Westman’s more than 200 pages of handwritten notes—some in Cyrillic, as if to bury their meaning—also reveal a lifelong obsession with mass shooters. Names leap from the pages: Adam Lanza of Sandy Hook, 2012; Robert Bowers of the Tree of Life Synagogue, 2018; and others, ghosts of violence catalogued with chilling devotion.
Analysts, including Amy Cooter of the Institute for Countering Digital Extremism, describe Saints Culture as an online cult of reverence, in which mass shooters are transfigured into “saints” within shadowed communities. On Discord and Telegram, the subculture churns memes, artwork, and manifestos like ritualistic incantations, elevating figures such as Lanza or the Christchurch shooter into something almost mythic, portraying their violence as transcendence itself. Westman’s journals echo this fevered devotion, reflecting the hours he spent watching shooting videos, scribbling notes, and obsessively fretting over FBI attention. The term saints itself seems a dark incantation, lifted from far-right and neo-Nazi rhetoric, canonizing these killers as martyrs to a cause defined not by creed, but by erasure.
As I noted in my previous article, Hitler is revered by O9A adherents as the apex saint, if such a term can even suffice; the Holocaust is seen as a singular, world-altering act of violence, one that reshaped the course of history and the very way we perceive time and consequence. Shooters like Westman, under the sway of these beliefs, are not entirely “wrong” in their morbid worldview—at least within this macabre ethos—in elevating killers to the status of “aeonic saints.” Who could deny that Columbine inaugurated a new aeonic phase? On that day in 1999, when Eric Harris and Dylan Klebold murdered nine classmates in Colorado, one era ended—the days when my parents would buy me Marilyn Manson and Eminem CDs—and another began: a world where I had to pass through a metal detector to enter the fifth grade.

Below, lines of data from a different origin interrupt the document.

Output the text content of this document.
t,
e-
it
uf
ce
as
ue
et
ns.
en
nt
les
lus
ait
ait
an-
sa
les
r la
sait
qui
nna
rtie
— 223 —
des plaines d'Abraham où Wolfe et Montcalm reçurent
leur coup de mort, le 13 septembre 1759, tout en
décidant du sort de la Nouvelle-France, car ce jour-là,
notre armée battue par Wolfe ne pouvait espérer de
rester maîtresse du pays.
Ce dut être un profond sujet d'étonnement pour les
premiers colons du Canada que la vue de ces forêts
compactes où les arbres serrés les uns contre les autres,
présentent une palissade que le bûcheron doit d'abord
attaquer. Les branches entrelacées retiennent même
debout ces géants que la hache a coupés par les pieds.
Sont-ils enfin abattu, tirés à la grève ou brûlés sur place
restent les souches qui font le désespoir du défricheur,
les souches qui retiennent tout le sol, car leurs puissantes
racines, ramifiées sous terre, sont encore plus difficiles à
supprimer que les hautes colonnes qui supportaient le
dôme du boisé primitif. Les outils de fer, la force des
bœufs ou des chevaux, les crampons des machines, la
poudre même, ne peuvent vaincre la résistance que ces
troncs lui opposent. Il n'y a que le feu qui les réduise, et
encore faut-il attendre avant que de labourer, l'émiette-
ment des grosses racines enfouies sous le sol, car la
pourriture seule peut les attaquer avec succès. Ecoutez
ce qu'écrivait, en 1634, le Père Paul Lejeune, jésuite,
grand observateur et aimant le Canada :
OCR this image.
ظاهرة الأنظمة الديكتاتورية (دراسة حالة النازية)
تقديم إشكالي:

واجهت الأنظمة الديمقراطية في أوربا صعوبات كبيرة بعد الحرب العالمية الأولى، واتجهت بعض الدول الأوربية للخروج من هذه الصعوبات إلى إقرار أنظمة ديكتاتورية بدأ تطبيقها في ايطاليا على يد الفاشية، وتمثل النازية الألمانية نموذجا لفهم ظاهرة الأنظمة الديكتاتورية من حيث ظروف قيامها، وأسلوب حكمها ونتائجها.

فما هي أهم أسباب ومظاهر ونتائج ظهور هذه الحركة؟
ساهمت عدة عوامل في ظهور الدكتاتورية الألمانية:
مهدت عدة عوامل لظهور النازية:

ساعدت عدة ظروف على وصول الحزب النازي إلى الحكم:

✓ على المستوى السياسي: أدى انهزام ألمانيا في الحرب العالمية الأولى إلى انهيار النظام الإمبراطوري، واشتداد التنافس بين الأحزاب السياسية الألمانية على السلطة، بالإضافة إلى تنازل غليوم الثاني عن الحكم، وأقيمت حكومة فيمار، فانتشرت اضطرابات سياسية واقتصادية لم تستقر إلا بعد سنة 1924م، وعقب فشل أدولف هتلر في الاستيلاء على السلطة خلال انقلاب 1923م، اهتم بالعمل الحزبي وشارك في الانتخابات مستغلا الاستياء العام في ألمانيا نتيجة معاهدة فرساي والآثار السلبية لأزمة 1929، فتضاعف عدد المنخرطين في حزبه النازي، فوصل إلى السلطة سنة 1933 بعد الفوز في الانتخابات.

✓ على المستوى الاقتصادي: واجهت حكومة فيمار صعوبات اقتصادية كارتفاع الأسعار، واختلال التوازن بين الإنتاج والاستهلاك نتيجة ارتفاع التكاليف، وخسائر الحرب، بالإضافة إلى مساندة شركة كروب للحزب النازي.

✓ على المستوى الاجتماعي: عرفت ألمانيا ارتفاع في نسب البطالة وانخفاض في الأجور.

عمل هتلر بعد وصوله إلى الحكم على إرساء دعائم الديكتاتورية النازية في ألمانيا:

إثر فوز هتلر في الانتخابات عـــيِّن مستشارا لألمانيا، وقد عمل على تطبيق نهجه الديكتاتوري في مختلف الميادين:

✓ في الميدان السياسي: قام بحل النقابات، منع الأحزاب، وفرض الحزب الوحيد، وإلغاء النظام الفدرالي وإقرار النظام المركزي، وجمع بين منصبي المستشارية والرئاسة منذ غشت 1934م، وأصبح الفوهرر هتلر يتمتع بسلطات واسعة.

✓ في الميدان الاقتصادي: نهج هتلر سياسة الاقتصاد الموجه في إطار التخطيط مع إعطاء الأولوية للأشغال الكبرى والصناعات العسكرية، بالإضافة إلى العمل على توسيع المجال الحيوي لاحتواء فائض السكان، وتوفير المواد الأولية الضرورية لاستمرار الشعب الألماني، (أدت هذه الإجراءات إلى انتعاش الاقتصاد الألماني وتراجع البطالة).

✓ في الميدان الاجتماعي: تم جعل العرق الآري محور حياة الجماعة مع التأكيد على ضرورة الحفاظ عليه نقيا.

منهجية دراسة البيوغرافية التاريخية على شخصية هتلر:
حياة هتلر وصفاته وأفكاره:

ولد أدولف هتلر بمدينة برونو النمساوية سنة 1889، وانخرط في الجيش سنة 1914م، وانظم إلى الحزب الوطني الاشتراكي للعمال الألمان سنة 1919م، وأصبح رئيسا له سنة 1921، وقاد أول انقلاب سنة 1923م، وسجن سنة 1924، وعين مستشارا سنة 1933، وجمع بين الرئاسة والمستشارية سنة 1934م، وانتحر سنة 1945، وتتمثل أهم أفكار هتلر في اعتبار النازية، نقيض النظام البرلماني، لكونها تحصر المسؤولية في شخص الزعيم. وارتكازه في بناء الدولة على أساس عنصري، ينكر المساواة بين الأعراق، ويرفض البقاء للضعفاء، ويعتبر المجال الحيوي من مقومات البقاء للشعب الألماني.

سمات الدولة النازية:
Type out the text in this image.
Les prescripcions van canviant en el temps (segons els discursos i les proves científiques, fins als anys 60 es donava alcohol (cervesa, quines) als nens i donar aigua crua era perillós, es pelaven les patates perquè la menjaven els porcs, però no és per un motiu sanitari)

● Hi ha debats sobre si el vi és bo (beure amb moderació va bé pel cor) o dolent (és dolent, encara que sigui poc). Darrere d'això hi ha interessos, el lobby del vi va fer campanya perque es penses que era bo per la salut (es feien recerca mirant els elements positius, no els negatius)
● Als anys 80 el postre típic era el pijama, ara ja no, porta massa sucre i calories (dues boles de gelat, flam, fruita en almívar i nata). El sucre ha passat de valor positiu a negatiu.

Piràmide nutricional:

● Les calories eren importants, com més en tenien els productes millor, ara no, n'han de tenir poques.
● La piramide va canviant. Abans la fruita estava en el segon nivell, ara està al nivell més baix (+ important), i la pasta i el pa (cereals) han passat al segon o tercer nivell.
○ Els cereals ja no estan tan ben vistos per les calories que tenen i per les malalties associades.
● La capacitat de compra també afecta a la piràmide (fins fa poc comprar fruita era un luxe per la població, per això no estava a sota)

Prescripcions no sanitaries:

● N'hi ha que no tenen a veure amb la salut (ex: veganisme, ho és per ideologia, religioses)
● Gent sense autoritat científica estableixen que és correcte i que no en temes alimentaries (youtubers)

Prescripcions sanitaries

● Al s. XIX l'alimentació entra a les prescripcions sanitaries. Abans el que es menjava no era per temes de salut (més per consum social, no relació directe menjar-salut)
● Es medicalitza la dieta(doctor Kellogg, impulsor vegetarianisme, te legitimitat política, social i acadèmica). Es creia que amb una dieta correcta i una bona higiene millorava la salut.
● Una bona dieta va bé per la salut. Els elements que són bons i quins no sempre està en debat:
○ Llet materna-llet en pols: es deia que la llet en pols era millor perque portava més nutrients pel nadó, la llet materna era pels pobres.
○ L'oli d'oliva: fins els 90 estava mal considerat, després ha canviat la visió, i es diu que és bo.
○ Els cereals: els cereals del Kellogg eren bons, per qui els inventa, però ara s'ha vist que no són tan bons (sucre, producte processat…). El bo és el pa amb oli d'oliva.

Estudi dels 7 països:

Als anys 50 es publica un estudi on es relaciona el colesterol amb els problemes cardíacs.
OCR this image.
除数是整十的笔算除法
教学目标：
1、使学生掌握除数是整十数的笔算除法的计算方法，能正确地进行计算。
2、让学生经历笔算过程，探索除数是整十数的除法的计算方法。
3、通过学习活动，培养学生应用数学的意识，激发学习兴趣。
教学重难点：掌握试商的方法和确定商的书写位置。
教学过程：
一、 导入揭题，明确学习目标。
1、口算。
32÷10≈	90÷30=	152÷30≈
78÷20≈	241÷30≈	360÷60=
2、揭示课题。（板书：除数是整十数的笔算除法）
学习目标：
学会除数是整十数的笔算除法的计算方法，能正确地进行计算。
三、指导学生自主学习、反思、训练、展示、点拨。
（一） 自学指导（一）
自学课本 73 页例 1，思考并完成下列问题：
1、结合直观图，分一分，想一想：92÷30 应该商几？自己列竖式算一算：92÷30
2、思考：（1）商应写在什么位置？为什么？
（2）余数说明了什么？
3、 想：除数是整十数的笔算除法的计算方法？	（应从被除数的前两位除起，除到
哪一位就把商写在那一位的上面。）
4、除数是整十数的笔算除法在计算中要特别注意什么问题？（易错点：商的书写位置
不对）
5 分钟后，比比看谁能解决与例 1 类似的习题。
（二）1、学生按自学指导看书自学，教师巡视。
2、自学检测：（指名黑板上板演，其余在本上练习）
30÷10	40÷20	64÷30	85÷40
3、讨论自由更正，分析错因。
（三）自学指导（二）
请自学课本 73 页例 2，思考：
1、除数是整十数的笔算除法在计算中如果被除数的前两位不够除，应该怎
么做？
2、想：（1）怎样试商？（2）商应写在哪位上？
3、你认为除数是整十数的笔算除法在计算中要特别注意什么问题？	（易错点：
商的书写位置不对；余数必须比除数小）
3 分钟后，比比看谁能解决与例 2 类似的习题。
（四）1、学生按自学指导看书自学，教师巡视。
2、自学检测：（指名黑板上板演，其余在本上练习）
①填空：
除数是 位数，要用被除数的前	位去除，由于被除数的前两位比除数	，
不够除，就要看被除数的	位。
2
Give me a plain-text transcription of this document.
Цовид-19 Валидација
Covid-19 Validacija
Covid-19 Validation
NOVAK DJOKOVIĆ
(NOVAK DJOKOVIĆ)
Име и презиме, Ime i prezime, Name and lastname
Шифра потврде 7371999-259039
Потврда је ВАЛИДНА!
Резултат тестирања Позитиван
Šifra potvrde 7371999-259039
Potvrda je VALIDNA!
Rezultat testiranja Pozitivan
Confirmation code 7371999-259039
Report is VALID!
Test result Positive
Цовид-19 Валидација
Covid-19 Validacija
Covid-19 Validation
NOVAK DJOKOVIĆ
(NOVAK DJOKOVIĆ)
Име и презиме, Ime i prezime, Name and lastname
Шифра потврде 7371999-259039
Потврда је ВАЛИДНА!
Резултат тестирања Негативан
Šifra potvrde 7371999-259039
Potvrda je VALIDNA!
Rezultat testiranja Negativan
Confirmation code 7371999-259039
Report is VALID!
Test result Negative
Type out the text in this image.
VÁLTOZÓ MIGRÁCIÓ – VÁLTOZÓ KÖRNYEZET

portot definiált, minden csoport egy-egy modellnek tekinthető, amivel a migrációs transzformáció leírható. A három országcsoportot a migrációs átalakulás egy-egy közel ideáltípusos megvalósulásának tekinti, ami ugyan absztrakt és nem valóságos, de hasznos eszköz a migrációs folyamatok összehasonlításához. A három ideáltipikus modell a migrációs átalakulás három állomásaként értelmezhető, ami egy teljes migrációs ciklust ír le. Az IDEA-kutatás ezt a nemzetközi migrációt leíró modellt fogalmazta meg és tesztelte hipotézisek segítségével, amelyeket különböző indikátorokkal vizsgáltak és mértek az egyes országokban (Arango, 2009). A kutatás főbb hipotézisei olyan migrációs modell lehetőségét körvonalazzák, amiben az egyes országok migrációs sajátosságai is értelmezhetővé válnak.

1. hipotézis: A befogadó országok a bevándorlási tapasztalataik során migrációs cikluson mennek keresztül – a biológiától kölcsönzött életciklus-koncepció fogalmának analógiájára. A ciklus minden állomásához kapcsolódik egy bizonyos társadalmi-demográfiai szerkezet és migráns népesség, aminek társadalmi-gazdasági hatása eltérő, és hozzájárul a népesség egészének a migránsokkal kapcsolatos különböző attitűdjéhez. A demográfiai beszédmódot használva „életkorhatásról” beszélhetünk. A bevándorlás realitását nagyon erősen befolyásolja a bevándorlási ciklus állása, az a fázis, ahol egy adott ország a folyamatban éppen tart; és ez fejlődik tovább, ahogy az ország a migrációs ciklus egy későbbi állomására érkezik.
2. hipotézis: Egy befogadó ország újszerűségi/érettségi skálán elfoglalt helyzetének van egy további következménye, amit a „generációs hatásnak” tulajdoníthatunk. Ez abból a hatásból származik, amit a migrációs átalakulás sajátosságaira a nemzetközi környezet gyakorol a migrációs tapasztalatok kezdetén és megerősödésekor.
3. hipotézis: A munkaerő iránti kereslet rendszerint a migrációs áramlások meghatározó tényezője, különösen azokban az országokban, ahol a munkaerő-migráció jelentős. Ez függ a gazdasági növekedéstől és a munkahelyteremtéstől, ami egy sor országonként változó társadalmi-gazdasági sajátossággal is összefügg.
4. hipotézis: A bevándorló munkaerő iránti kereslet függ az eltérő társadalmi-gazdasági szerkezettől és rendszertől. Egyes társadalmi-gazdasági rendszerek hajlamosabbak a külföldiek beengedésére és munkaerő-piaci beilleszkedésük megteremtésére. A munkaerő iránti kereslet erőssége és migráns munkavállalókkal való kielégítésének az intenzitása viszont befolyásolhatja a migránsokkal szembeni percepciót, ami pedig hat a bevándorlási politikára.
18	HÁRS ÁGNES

In truth, I have no doubt that Westman had been exposed, at the very least, to O9A philosophy—and quite possibly to 764-linked child sex criminals—during his wanderings through the labyrinthine layers of Web 2.0, 6.0, and 9.0. The more haunting question is this: To what end was this young man driven, pushed into a vortex of psychosis and violent mania, until he crossed the ultimate threshold, shattering our most sacred taboo by murdering children?
The terrifying answer likely circles back to what I said earlier: nothing. Those online who exploit these beliefs—if they genuinely adhere to O9A—see taboos as nothing more than the brittle husks of a dying civilization. To violate them is to turn the machinery of destruction against the culture that created them, to tear down the old and summon something new.
There is, of course, an even darker possibility. What if an anonymous psychopath—Lord knows the internet teems with them—on Discord simply spotted Westman as prey? A confused, deeply sick young man, on mind-altering cross-sex hormones, already drawn to disturbing content. What if this sadistic figure simply wanted to see what would happen, hammering O9A nihilism into Westman’s mind as an experiment, a cruel observation?
Through Westman’s manifesto, YouTube videos, and online statements, we confront the terrifying scope of ideological brainwashing inflicted on young people. Westman may be the first mass murderer to exist entirely at the mercy of such a relentless, self-curated mythology of violence—as if he “rehearsed” by assembling a personal canon of brutality, building toward a climactic, nightmarish performance.
Five days after the Twin Towers were brought down by 767s, 20th-century avant-garde composer Karlheinz Stockhausen made a remark about the 9/11 attacks that few in the West were ready to hear. At a press conference in Hamburg, Germany, he called the attacks “the greatest work of art imaginable for the whole cosmos,” elaborating that the perpetrators had achieved in a single act what composers could only dream of: people rehearsing “like mad for 10 years, preparing fanatically for a concert, and then dying,” culminating in “5,000 people dispatched to the afterlife, in a single moment.”
“By comparison,” he added, “We, the composers, are nothing.”
Stockhausen highlighted the 9/11 hijackers’ decade-long obsessive preparation as akin to musicians rehearsing “like mad” for a onetime performance. In his framework, acts of this audacity reshape reality, inspiring awe or horror that rivals great art. It is almost as if Stockhausen himself glimpsed reality in a manner akin to O9A, in shifting aeonic phases. Though he offered no moral endorsement, he merely observed that earth-shattering acts of mass murder—perpetrated by minds tangled in delirious obsessions with geopolitical ramifications—inevitably usher in new worlds: harsher, uglier, more chaotic versions of the one we currently inhabit.
No doubt, people recoiled at his words, still haunted by the image of innocents plummeting from the sky. But Stockhausen did not mean to glorify the terrorist act; instead, he mirrored Heidegger’s insight from The Origin of the Work of Art: True art does not merely depict reality; it births entirely new worlds. Powerful images, he argued, unleash such overwhelming tragedy that a moment in history is not just marked but also ripped open, a hinge swinging between eras.
In the same terrifying register, the Minneapolis shooting, and the vision of devout children stolen from life, could be seen as a grimly ritualized eruption, a Luciferian anarchy that tears the veil of the ordinary and forces the world to glimpse a fractured, reshaped reality. O9A is a sick ideology, but it does contain a real truth: Shocking and sickening instances of mediatized violence do, in fact, form fault lines between old ways of being and the often terrible new.
The tragedy is that Westman did, in a sense, reshape reality, and we now dwell in a new aeonic phase: an unstable, trembling world forged in the aftermath of his heinous crime.